Re: [PATCH 0/2] KVM: arm64: Fix host/hyp tracking on share/unshare hypercall failure
From: Vincent Donnefort
Date: Fri May 29 2026 - 06:11:44 EST
On Fri, May 29, 2026 at 10:29:40AM +0100, Marc Zyngier wrote:
> On Fri, 29 May 2026 09:20:50 +0100,
> Fuad Tabba <tabba@xxxxxxxxxx> wrote:
> >
> > On Fri, 29 May 2026 at 09:15, Marc Zyngier <maz@xxxxxxxxxx> wrote:
> > >
> > > On Fri, 29 May 2026 09:05:35 +0100,
> > > Fuad Tabba <tabba@xxxxxxxxxx> wrote:
> > > >
> > > > On Fri, 29 May 2026 at 09:02, Vincent Donnefort <vdonnefort@xxxxxxxxxx> wrote:
> > > > >
> > > > > On Fri, May 29, 2026 at 08:43:39AM +0100, tabba@xxxxxxxxxx wrote:
> > > > > > Hi folks,
> > > > > >
> > > > > > Yet another bug I found while testing Sashiko locally with fixes to
> > > > > > review-prompts.
> > > > > >
> > > > > > share_pfn_hyp() and unshare_pfn_hyp() in arch/arm64/kvm/mmu.c
> > > > > > maintain a host-side RB-tree mirroring the set of pages shared with
> > > > > > EL2. Both invoke a hypercall that can fail (page-state mismatch,
> > > > > > EL2 refcount still held), but neither cleans up on failure:
> > > > > >
> > > > > > - share_pfn_hyp() inserts the tracking node before the hypercall
> > > > > > and leaves it in the tree on failure, leaking the allocation and
> > > > > > presenting a phantom share to a later unshare.
> > > > > >
> > > > > > - unshare_pfn_hyp() erases the tracking node before the hypercall;
> > > > > > on failure the host loses its record while EL2 still owns the
> > > > > > share, breaking later operations on the same pfn.
> > > > > >
> > > > > > Severity is low (no isolation impact) and the failure paths are rare
> > > > > > in practice, but the desync is real. Both patches are independent and
> > > > > > apply cleanly to current mainline. In other words, this can wait for
> > > > > > 7.2.
> > > > >
> > > > >
> > > > > I believe I fixed that here lore.kernel.org/all/acyKhZL2di_QQ9xm@xxxxxxxxxx but
> > > > > as Quentin pointed-out, there's absolutely no reason for the hypercall to fail.

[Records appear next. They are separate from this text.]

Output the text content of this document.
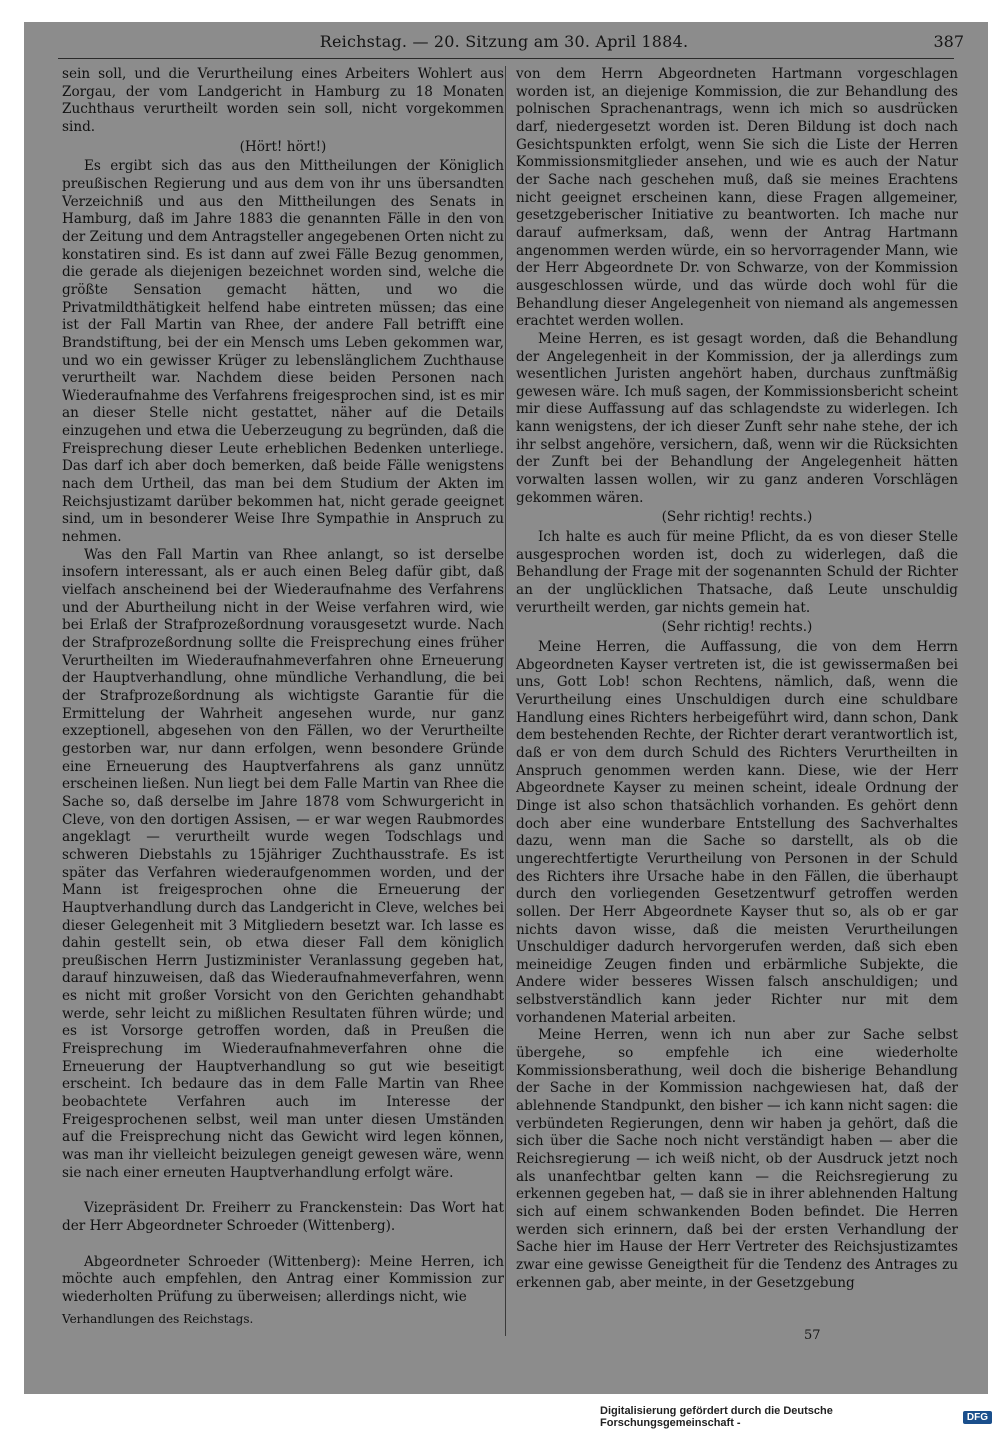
Reichstag. — 20. Sitzung am 30. April 1884.	387

sein soll, und die Verurtheilung eines Arbeiters Wohlert aus Zorgau, der vom Landgericht in Hamburg zu 18 Monaten Zuchthaus verurtheilt worden sein soll, nicht vorgekommen sind.

(Hört! hört!)

Es ergibt sich das aus den Mittheilungen der Königlich preußischen Regierung und aus dem von ihr uns übersandten Verzeichniß und aus den Mittheilungen des Senats in Hamburg, daß im Jahre 1883 die genannten Fälle in den von der Zeitung und dem Antragsteller angegebenen Orten nicht zu konstatiren sind. Es ist dann auf zwei Fälle Bezug genommen, die gerade als diejenigen bezeichnet worden sind, welche die größte Sensation gemacht hätten, und wo die Privatmildthätigkeit helfend habe eintreten müssen; das eine ist der Fall Martin van Rhee, der andere Fall betrifft eine Brandstiftung, bei der ein Mensch ums Leben gekommen war, und wo ein gewisser Krüger zu lebenslänglichem Zuchthause verurtheilt war. Nachdem diese beiden Personen nach Wiederaufnahme des Verfahrens freigesprochen sind, ist es mir an dieser Stelle nicht gestattet, näher auf die Details einzugehen und etwa die Ueberzeugung zu begründen, daß die Freisprechung dieser Leute erheblichen Bedenken unterliege. Das darf ich aber doch bemerken, daß beide Fälle wenigstens nach dem Urtheil, das man bei dem Studium der Akten im Reichsjustizamt darüber bekommen hat, nicht gerade geeignet sind, um in besonderer Weise Ihre Sympathie in Anspruch zu nehmen.

Was den Fall Martin van Rhee anlangt, so ist derselbe insofern interessant, als er auch einen Beleg dafür gibt, daß vielfach anscheinend bei der Wiederaufnahme des Verfahrens und der Aburtheilung nicht in der Weise verfahren wird, wie bei Erlaß der Strafprozeßordnung vorausgesetzt wurde. Nach der Strafprozeßordnung sollte die Freisprechung eines früher Verurtheilten im Wiederaufnahmeverfahren ohne Erneuerung der Hauptverhandlung, ohne mündliche Verhandlung, die bei der Strafprozeßordnung als wichtigste Garantie für die Ermittelung der Wahrheit angesehen wurde, nur ganz exzeptionell, abgesehen von den Fällen, wo der Verurtheilte gestorben war, nur dann erfolgen, wenn besondere Gründe eine Erneuerung des Hauptverfahrens als ganz unnütz erscheinen ließen. Nun liegt bei dem Falle Martin van Rhee die Sache so, daß derselbe im Jahre 1878 vom Schwurgericht in Cleve, von den dortigen Assisen, — er war wegen Raubmordes angeklagt — verurtheilt wurde wegen Todschlags und schweren Diebstahls zu 15jähriger Zuchthausstrafe. Es ist später das Verfahren wiederaufgenommen worden, und der Mann ist freigesprochen ohne die Erneuerung der Hauptverhandlung durch das Landgericht in Cleve, welches bei dieser Gelegenheit mit 3 Mitgliedern besetzt war. Ich lasse es dahin gestellt sein, ob etwa dieser Fall dem königlich preußischen Herrn Justizminister Veranlassung gegeben hat, darauf hinzuweisen, daß das Wiederaufnahmeverfahren, wenn es nicht mit großer Vorsicht von den Gerichten gehandhabt werde, sehr leicht zu mißlichen Resultaten führen würde; und es ist Vorsorge getroffen worden, daß in Preußen die Freisprechung im Wiederaufnahmeverfahren ohne die Erneuerung der Hauptverhandlung so gut wie beseitigt erscheint. Ich bedaure das in dem Falle Martin van Rhee beobachtete Verfahren auch im Interesse der Freigesprochenen selbst, weil man unter diesen Umständen auf die Freisprechung nicht das Gewicht wird legen können, was man ihr vielleicht beizulegen geneigt gewesen wäre, wenn sie nach einer erneuten Hauptverhandlung erfolgt wäre.

Vizepräsident Dr. Freiherr zu Franckenstein: Das Wort hat der Herr Abgeordneter Schroeder (Wittenberg).

Abgeordneter Schroeder (Wittenberg): Meine Herren, ich möchte auch empfehlen, den Antrag einer Kommission zur wiederholten Prüfung zu überweisen; allerdings nicht, wie

Verhandlungen des Reichstags.

von dem Herrn Abgeordneten Hartmann vorgeschlagen worden ist, an diejenige Kommission, die zur Behandlung des polnischen Sprachenantrags, wenn ich mich so ausdrücken darf, niedergesetzt worden ist. Deren Bildung ist doch nach Gesichtspunkten erfolgt, wenn Sie sich die Liste der Herren Kommissionsmitglieder ansehen, und wie es auch der Natur der Sache nach geschehen muß, daß sie meines Erachtens nicht geeignet erscheinen kann, diese Fragen allgemeiner, gesetzgeberischer Initiative zu beantworten. Ich mache nur darauf aufmerksam, daß, wenn der Antrag Hartmann angenommen werden würde, ein so hervorragender Mann, wie der Herr Abgeordnete Dr. von Schwarze, von der Kommission ausgeschlossen würde, und das würde doch wohl für die Behandlung dieser Angelegenheit von niemand als angemessen erachtet werden wollen.

Meine Herren, es ist gesagt worden, daß die Behandlung der Angelegenheit in der Kommission, der ja allerdings zum wesentlichen Juristen angehört haben, durchaus zunftmäßig gewesen wäre. Ich muß sagen, der Kommissionsbericht scheint mir diese Auffassung auf das schlagendste zu widerlegen. Ich kann wenigstens, der ich dieser Zunft sehr nahe stehe, der ich ihr selbst angehöre, versichern, daß, wenn wir die Rücksichten der Zunft bei der Behandlung der Angelegenheit hätten vorwalten lassen wollen, wir zu ganz anderen Vorschlägen gekommen wären.

(Sehr richtig! rechts.)

Ich halte es auch für meine Pflicht, da es von dieser Stelle ausgesprochen worden ist, doch zu widerlegen, daß die Behandlung der Frage mit der sogenannten Schuld der Richter an der unglücklichen Thatsache, daß Leute unschuldig verurtheilt werden, gar nichts gemein hat.

(Sehr richtig! rechts.)

Meine Herren, die Auffassung, die von dem Herrn Abgeordneten Kayser vertreten ist, die ist gewissermaßen bei uns, Gott Lob! schon Rechtens, nämlich, daß, wenn die Verurtheilung eines Unschuldigen durch eine schuldbare Handlung eines Richters herbeigeführt wird, dann schon, Dank dem bestehenden Rechte, der Richter derart verantwortlich ist, daß er von dem durch Schuld des Richters Verurtheilten in Anspruch genommen werden kann. Diese, wie der Herr Abgeordnete Kayser zu meinen scheint, ideale Ordnung der Dinge ist also schon thatsächlich vorhanden. Es gehört denn doch aber eine wunderbare Entstellung des Sachverhaltes dazu, wenn man die Sache so darstellt, als ob die ungerechtfertigte Verurtheilung von Personen in der Schuld des Richters ihre Ursache habe in den Fällen, die überhaupt durch den vorliegenden Gesetzentwurf getroffen werden sollen. Der Herr Abgeordnete Kayser thut so, als ob er gar nichts davon wisse, daß die meisten Verurtheilungen Unschuldiger dadurch hervorgerufen werden, daß sich eben meineidige Zeugen finden und erbärmliche Subjekte, die Andere wider besseres Wissen falsch anschuldigen; und selbstverständlich kann jeder Richter nur mit dem vorhandenen Material arbeiten.

Meine Herren, wenn ich nun aber zur Sache selbst übergehe, so empfehle ich eine wiederholte Kommissionsberathung, weil doch die bisherige Behandlung der Sache in der Kommission nachgewiesen hat, daß der ablehnende Standpunkt, den bisher — ich kann nicht sagen: die verbündeten Regierungen, denn wir haben ja gehört, daß die sich über die Sache noch nicht verständigt haben — aber die Reichsregierung — ich weiß nicht, ob der Ausdruck jetzt noch als unanfechtbar gelten kann — die Reichsregierung zu erkennen gegeben hat, — daß sie in ihrer ablehnenden Haltung sich auf einem schwankenden Boden befindet. Die Herren werden sich erinnern, daß bei der ersten Verhandlung der Sache hier im Hause der Herr Vertreter des Reichsjustizamtes zwar eine gewisse Geneigtheit für die Tendenz des Antrages zu erkennen gab, aber meinte, in der Gesetzgebung

57
Digitalisierung gefördert durch die Deutsche Forschungsgemeinschaft -	DFG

> > > > > So I haven't sent a v2.
> > > >
> > > > At the very least we need to add a comment, otherwise, people like me
> > > > and LLMs like Sashiko would stumble upon it.
> > > >
> > > > That said, this fix adds no real overhead, makes the code clearer, and
> > > > guards us against a future where that call might fail.
> > > > Self-documenting in essense.
> > > >
> > > > WDYT?
> > >
> > > If a hypercall really cannot fail, why does it have a return value?
> >
> > Good point. If we know it cannot fail, how about just `void`?
> >
> > That said, Vincen't exact words are: `very much unlikely`, not the
> > same as cannot fail :)
> >
> > https://lore.kernel.org/all/acyKhZL2di_QQ9xm@xxxxxxxxxx/
>
> I think the rules are simple:
>
> - if something can fail, we need to handle the failure
Looking at kvm_share_hyp() it should then rollback the shared pages. I think
that is fine.
>
> - if something should not fail and has the potential of compromising
> the system, we should panic
Then kvm_unshare_hyp() being void, should BUG_ON(unshare_pfn_hyp(pfn));
>
> - if something absolutely cannot fail, then there is nothing to handle
>
> Thanks,
>
> M.
>
> --
> Without deviation from the norm, progress is not possible.